Recognition of the brow as an integral contributor to periocular appearance improves and prolongs results from facial rejuvenation surgery. The approach to the brow and forehead in periocular rejuvenation must be chosen on an individual basis. The approaches discussed require in-depth knowledge of complex forehead and temporal anatomy to navigate the planes and important neurovascular structures safely. This article discusses anatomy, preoperative evaluation and considerations, surgical techniques, and complications in rejuvenation of forehead and brow.
The periorbital region is often the first facial area to manifest signs of aging. The eyes may appear heavy or tired long before an individual experiences jowling or frank rhytids. The delicate anatomy of the eyes and periocular area make it more amenable to showing the signs of aging. Youthful patients have a full or volumized appearance to their skin, with notable subcutaneous fat. The thin skin of the upper and lower eyelids is nearly anatomically devoid of this subcutaneous fat and thus has less of a buffer to the early signs of aging.
In the past, the periocular and brow regions were inadequately addressed in facial rejuvenation surgery. The effect that the brow and forehead have on periocular and upper facial aging has not always been a priority. Contemporary surgeons have come to realize that one cannot improve the appearance of the upper eyelid if the brow is ptotic and continues to encroach upon the upper eyelid. If brow ptosis is present and not addressed, the periocular region continues to look heavy with a fatigued appearance.
The forehead, invariably linked with brow ptosis, has additional contributions to the aged appearance. The receding hairline in men or a prominent forehead in both sexes has an effect on overall facial appearance. Kinetic forehead rhytids caused by the hypertrophic corrugator, procerus, or frontalis muscles are natural repercussions of human expression. All these 3 muscles may cause brow asymmetry.
The entire face, having been broken down into aesthetic units, merits a thorough evaluation of symmetry and substance, which vary individually with patients. What does not vary, however, is the interaction and dependence of adjacent aesthetic units.
Anatomy
The spatial position of an individual’s brow is affected by the relative contribution of brow elevator versus brow depressor muscles. The frontalis muscle is the only elevator of the brow. This muscle ends anatomically at the superior temporal line.
There are, however, multiple depressor muscles, including the procerus, corrugator, depressor supercilii, and orbicularis oculi muscles. The procerus muscle is responsible for the horizontal glabellar rhytids, and the corrugator muscle for the vertical glabellar rhytids. The frontalis muscle is contained within the galea, which is a tendinous sheet that also envelops the occipitalis muscle. The galea is relatively inelastic and extends laterally to join with the temporoparietal fascia. This transition occurs at the temporal line. Although physically separated at the zygoma, the temporoparietal fascia is anatomically congruent with the superficial muscular aponeurotic system in the lower face below the zygomatic arch.

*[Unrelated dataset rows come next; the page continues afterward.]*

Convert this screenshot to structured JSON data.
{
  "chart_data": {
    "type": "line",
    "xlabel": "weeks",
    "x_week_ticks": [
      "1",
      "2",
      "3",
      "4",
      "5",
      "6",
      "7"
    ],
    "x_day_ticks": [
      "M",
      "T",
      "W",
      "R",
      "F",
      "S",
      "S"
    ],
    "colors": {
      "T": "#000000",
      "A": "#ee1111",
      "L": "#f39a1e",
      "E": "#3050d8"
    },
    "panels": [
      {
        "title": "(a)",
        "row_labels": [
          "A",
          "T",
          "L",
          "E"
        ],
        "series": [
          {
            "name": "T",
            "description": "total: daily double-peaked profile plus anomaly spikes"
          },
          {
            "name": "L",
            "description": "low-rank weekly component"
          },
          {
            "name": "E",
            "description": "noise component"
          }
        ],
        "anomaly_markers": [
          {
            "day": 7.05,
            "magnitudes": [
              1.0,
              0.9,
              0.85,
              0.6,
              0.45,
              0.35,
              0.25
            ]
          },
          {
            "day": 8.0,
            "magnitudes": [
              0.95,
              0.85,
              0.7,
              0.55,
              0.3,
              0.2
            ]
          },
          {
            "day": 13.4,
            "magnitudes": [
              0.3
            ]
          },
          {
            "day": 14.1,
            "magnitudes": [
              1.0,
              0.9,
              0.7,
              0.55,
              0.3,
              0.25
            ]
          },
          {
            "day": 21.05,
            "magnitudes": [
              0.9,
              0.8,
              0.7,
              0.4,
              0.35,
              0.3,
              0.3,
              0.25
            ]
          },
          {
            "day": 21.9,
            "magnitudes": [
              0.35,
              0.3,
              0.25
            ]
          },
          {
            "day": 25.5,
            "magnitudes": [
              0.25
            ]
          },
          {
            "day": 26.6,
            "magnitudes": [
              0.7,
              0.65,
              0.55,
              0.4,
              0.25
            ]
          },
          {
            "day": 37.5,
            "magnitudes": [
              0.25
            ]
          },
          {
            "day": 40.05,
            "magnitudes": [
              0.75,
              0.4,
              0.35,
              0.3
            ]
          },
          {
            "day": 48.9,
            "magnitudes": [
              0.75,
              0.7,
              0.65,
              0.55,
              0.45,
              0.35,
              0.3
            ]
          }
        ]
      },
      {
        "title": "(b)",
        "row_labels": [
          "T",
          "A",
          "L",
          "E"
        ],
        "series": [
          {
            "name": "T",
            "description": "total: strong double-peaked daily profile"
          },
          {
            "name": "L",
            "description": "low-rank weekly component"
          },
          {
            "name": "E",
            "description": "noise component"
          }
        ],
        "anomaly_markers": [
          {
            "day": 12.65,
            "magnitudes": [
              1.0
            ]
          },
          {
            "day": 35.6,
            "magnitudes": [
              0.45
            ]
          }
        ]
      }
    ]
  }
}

The orbicularis oculi is divided into 3 parts: preseptal, pretarsal, and orbital portions. This division is less of an anatomic designation and more of a functional division that aids the surgeon’s decision for therapy as well as serves as a surgical landmark. The pretarsal and preseptal components are self-explanatory, lying superficial to the tarsus and the orbital septum, respectively. These muscular subunits function somewhat involuntarily with blinking and are mechanical factors in the lacrimal pump system. The orbital portion of the orbicularis oculi functions in squinting and is more of a cause for dynamic rhytids, including the crow’s feet. This orbital portion is implicated in brow ptosis, medially and laterally.
The skin of the forehead is thick and is densely adhered to the underlying subcutaneous tissue. Deep to the subcutaneous tissue is the previously mentioned galea aponeurosis containing the frontalis muscles anteriorly and the occipitalis muscle posteriorly. The galea is separated from the periosteum by loose connective tissue. The periosteum is contiguous laterally with temporalis muscle fascia at the temporal line. The periosteum of the forehead has a confluence with the orbital septum at the superior orbital rim. This dense fascia condensation is called the arcus marginalis ( Fig. 1 ). It is imperative that these decussating fibers be released for adequate and enduring brow-lift results.